Discussing Discrimination: Cognitive fusion and perceived discrimination in the U.S. Hispanic population
STEPHANIE CALDAS (Johns Hopkins Bloomberg School of Public Health), Matthieu Villatte (Practice Ground Evidence-Based Practice Institute)
Abstract: Hispanics living in United States are the target of discrimination and prejudice in the media, political legislation, and everyday life (Kohut et al., 2006). Considerable evidence shows that experiencing discrimination is significantly associated with poorer physical and psychological health (D'Anna et al., 2010). Hispanics born in the U.S. are more likely to perceive and internalize discrimination, and more prone to psychological problems compared to immigrant Hispanics (Cook et al., 2008).
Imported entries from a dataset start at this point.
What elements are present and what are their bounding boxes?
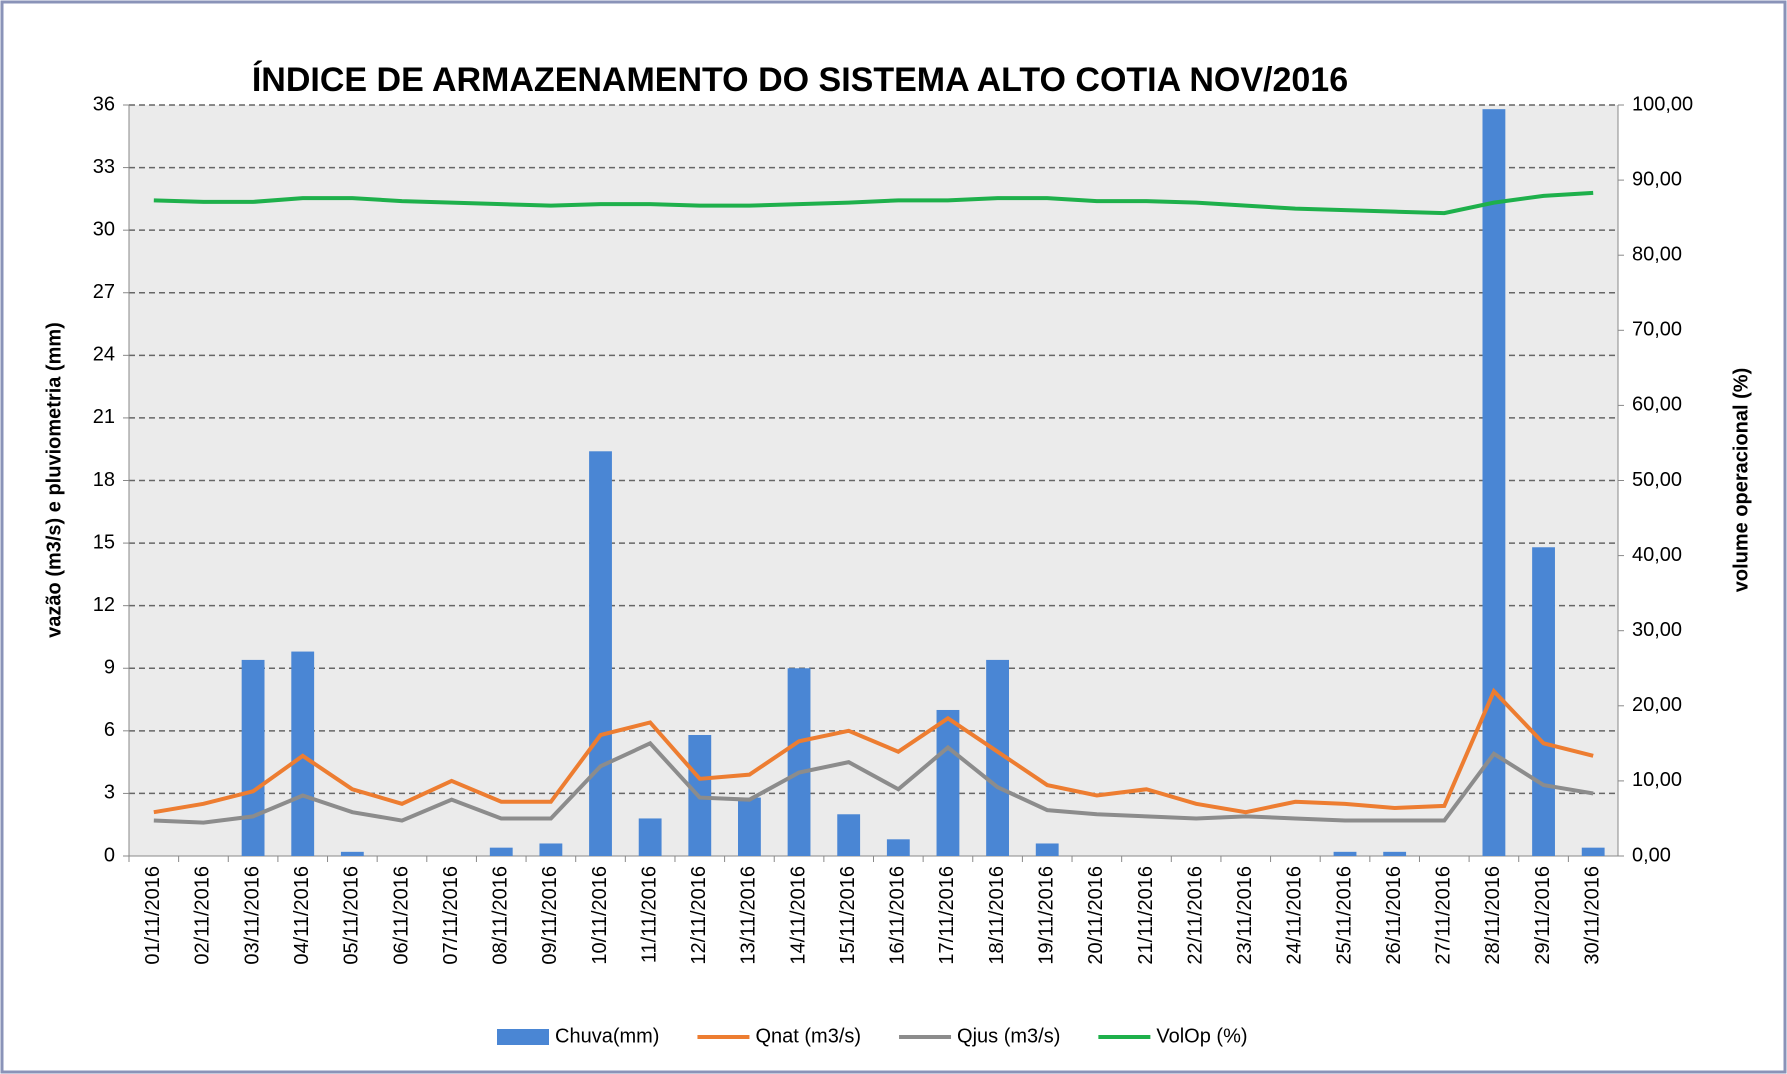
y2-axis-label: volume operacional (%) [1730, 368, 1752, 593]
bar [986, 659, 1009, 856]
y2-tick-label: 20,00 [1632, 694, 1682, 716]
x-tick-label: 08/11/2016 [490, 866, 512, 965]
y-axis-label: vazão (m3/s) e pluviometria (mm) [43, 322, 65, 638]
legend-label: VolOp (%) [1156, 1025, 1247, 1047]
x-tick-label: 30/11/2016 [1581, 866, 1603, 965]
chart-title: ÍNDICE DE ARMAZENAMENTO DO SISTEMA ALTO … [252, 61, 1348, 99]
bar [738, 797, 761, 856]
x-tick-label: 23/11/2016 [1234, 866, 1256, 965]
y-tick-label: 0 [104, 844, 115, 866]
x-tick-label: 13/11/2016 [738, 866, 760, 965]
bar [539, 843, 563, 856]
y2-tick-label: 30,00 [1632, 619, 1682, 641]
x-tick-label: 21/11/2016 [1135, 866, 1157, 965]
legend-label: Chuva(mm) [555, 1025, 659, 1047]
bar [1035, 843, 1059, 856]
x-tick-label: 07/11/2016 [440, 866, 462, 965]
x-tick-label: 09/11/2016 [539, 866, 561, 965]
y-tick-label: 27 [93, 281, 115, 303]
y-tick-label: 30 [93, 218, 115, 240]
x-tick-label: 17/11/2016 [936, 866, 958, 965]
x-tick-label: 18/11/2016 [986, 866, 1008, 965]
bar [489, 847, 513, 856]
x-tick-label: 15/11/2016 [837, 866, 859, 965]
bar [1532, 547, 1555, 856]
x-tick-label: 06/11/2016 [390, 866, 412, 965]
bar [886, 839, 910, 856]
x-tick-label: 20/11/2016 [1085, 866, 1107, 965]
x-tick-label: 25/11/2016 [1333, 866, 1355, 965]
x-tick-label: 26/11/2016 [1383, 866, 1405, 965]
y-tick-label: 15 [93, 531, 115, 553]
y-tick-label: 18 [93, 469, 115, 491]
bar [1383, 851, 1407, 856]
x-tick-label: 11/11/2016 [638, 866, 660, 963]
x-tick-label: 05/11/2016 [341, 866, 363, 965]
line [153, 190, 1594, 216]
y-tick-label: 6 [104, 719, 115, 741]
x-tick-label: 12/11/2016 [688, 866, 710, 965]
bar [936, 709, 960, 856]
y2-tick-label: 80,00 [1632, 243, 1682, 265]
y2-tick-label: 40,00 [1632, 544, 1682, 566]
bar [1581, 847, 1605, 856]
bar [837, 814, 861, 856]
bar [241, 659, 265, 856]
y-tick-label: 33 [93, 156, 115, 178]
bar [787, 668, 811, 856]
x-tick-label: 22/11/2016 [1184, 866, 1206, 965]
y2-tick-label: 70,00 [1632, 319, 1682, 341]
y2-tick-label: 60,00 [1632, 394, 1682, 416]
line [153, 740, 1594, 825]
x-tick-label: 02/11/2016 [192, 866, 214, 965]
bar [1333, 851, 1357, 856]
bar [589, 451, 612, 856]
bar [638, 818, 662, 856]
y2-tick-label: 10,00 [1632, 769, 1682, 791]
y-tick-label: 36 [93, 93, 115, 115]
y-tick-label: 21 [93, 406, 115, 428]
legend-label: Qjus (m3/s) [957, 1025, 1060, 1047]
bar [340, 851, 364, 856]
x-tick-label: 14/11/2016 [787, 866, 809, 965]
y-tick-label: 24 [93, 344, 115, 366]
y2-tick-label: 90,00 [1632, 168, 1682, 190]
x-tick-label: 19/11/2016 [1035, 866, 1057, 965]
bar [1482, 109, 1506, 856]
x-tick-label: 27/11/2016 [1433, 866, 1455, 965]
x-tick-label: 24/11/2016 [1284, 866, 1306, 965]
x-tick-label: 29/11/2016 [1532, 866, 1554, 965]
x-tick-label: 28/11/2016 [1482, 866, 1504, 965]
x-tick-label: 01/11/2016 [142, 866, 164, 965]
x-tick-label: 10/11/2016 [589, 866, 611, 965]
y-tick-label: 9 [104, 657, 115, 679]
y2-tick-label: 50,00 [1632, 469, 1682, 491]
y-tick-label: 3 [104, 782, 115, 804]
legend-swatch [497, 1029, 549, 1045]
y2-tick-label: 0,00 [1632, 844, 1671, 866]
x-tick-label: 16/11/2016 [887, 866, 909, 965]
x-tick-label: 03/11/2016 [241, 866, 263, 965]
y-tick-label: 12 [93, 594, 115, 616]
line [153, 687, 1594, 815]
legend-label: Qnat (m3/s) [755, 1025, 861, 1047]
y2-tick-label: 100,00 [1632, 93, 1693, 115]
x-tick-label: 04/11/2016 [291, 866, 313, 965]
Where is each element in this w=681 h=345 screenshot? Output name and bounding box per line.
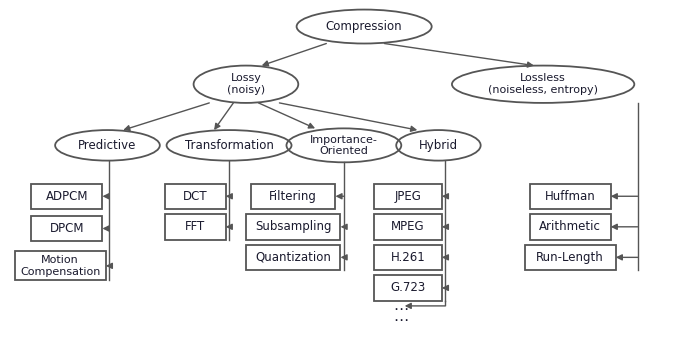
Text: ⋯: ⋯ [394,303,409,317]
Text: Lossless
(noiseless, entropy): Lossless (noiseless, entropy) [488,73,598,95]
Text: ADPCM: ADPCM [46,190,89,203]
Text: Predictive: Predictive [78,139,137,152]
Text: Run-Length: Run-Length [536,251,604,264]
Text: Compression: Compression [326,20,402,33]
Text: ⋯: ⋯ [394,313,409,328]
Text: Importance-
Oriented: Importance- Oriented [310,135,378,156]
Text: Lossy
(noisy): Lossy (noisy) [227,73,265,95]
Text: G.723: G.723 [390,282,426,294]
Text: Subsampling: Subsampling [255,220,332,233]
Text: Arithmetic: Arithmetic [539,220,601,233]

Internalization of discrimination can occur when the literal meaning of psychological content, or thoughts, becomes attached or fused with the self-concept. In other words, perceived discrimination and internalized discrimination are the result of verbal processes (Masuda et al., 2007). This study investigates relationships among cognitive fusion, perceived discrimination, and mental health. Based on survey responses of Hispanics living in the U.S. (n = 177), perceived discrimination and cognitive fusion were found to be independently associated with mental health (p<.001) supporting that generation Hispanics may be more prone to cognitive fusion with experiences of discrimination because of continued challenges in the development of their identity. In addition to the relationships between perceived discrimination, strength of ethnic identity, and its implications for understanding self-stigma and mental health are discussed.